Claim : $\tilde q $ is a homeomorphism.
Surjectivity : Let $y\in B$. Then there exists $x\in A$ such that $q(x)=y$(a quotient map, by definition, is surjective). Since the diagram commutes, we have $y=q(x)=\tilde q\circ\pi(x)=\tilde q([x])$, that is, $\tilde q$ is surjective.
Injectivity : Suppose $\tilde q([x])=\tilde q([y])$. Again by the commutativity of the diagram, it is easy to see that $q(x)=q(y)$. So $[x]=[y]$ by definition.
One last thing to check is the continuity of the inverse of $\tilde q$. For that, it is enough to prove that $\tilde q$ is an open map(why?).

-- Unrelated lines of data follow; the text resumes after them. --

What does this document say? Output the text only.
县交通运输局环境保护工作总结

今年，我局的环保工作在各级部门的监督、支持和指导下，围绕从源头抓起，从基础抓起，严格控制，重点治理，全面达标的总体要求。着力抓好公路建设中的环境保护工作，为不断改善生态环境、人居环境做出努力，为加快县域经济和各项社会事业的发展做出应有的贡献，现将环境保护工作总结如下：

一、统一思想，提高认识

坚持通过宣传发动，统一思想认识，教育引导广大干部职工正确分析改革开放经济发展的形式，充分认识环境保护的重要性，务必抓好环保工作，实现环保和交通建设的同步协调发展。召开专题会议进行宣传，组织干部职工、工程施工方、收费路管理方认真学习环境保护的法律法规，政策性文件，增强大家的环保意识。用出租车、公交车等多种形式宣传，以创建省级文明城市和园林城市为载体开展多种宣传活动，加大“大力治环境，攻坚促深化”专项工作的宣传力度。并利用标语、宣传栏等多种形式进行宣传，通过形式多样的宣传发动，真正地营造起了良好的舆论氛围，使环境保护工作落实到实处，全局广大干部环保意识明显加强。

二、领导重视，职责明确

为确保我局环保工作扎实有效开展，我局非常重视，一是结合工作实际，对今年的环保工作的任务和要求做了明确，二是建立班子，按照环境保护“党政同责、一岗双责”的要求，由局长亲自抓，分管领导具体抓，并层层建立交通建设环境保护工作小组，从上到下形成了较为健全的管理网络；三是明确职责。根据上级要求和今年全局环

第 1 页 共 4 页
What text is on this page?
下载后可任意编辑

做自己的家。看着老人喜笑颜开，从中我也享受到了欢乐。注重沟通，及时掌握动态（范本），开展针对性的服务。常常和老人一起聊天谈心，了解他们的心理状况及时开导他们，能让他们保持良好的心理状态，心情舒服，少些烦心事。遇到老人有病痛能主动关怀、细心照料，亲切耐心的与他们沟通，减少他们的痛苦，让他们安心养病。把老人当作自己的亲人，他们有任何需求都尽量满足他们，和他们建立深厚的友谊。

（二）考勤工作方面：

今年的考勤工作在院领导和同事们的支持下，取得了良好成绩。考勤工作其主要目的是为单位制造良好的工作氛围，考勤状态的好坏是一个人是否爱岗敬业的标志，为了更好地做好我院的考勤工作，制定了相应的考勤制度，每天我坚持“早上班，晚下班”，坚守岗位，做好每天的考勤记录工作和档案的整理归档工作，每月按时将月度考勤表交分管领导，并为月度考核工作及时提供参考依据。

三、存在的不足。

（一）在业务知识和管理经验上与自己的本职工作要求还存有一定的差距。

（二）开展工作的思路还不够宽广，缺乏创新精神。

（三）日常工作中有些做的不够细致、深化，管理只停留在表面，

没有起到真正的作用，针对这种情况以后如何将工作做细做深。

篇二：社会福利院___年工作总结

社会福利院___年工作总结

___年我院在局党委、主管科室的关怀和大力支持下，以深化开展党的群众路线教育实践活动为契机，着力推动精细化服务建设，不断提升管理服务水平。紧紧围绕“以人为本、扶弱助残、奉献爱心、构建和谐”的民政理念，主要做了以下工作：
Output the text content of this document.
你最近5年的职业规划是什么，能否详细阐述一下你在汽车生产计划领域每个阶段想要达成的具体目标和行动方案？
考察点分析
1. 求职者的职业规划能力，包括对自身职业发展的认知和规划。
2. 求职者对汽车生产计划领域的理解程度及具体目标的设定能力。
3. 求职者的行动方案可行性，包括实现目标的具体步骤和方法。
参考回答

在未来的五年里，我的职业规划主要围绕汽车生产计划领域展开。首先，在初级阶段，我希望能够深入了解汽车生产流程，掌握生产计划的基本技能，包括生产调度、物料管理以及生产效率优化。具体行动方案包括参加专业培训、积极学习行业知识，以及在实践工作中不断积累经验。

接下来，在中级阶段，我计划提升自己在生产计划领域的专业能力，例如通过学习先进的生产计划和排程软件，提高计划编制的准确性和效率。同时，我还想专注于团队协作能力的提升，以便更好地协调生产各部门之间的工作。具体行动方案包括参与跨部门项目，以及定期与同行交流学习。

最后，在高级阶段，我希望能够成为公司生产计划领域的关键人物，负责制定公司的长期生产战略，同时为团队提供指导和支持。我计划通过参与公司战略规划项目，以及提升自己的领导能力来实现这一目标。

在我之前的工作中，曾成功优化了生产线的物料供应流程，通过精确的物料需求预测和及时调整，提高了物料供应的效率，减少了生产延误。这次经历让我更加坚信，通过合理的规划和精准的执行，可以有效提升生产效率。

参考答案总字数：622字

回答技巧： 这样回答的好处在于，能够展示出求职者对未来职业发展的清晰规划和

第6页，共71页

Let $U$ be open in $A/{\sim}$. We need to prove that $\tilde q(U):=V$ is open in $B$. Since $q$ is a quotient map, $V$ is open in $B$ iff $q^{-1}(V)$ is open in $A$. Note that $$q^{-1}(V)=(\tilde q\circ \pi)^{-1}(V)=\pi^{-1}\circ \tilde q^{-1}(V)=\pi^{-1}\circ \tilde q^{-1}(\tilde q(U))=\pi^{-1}(U).$$ Remember that $U$ is open in $A/{\sim}$ iff $\pi^{-1}(U)$ is open in $A$. So $V$ is open in $B$.
Hence $\tilde q$ is a homeomorphism.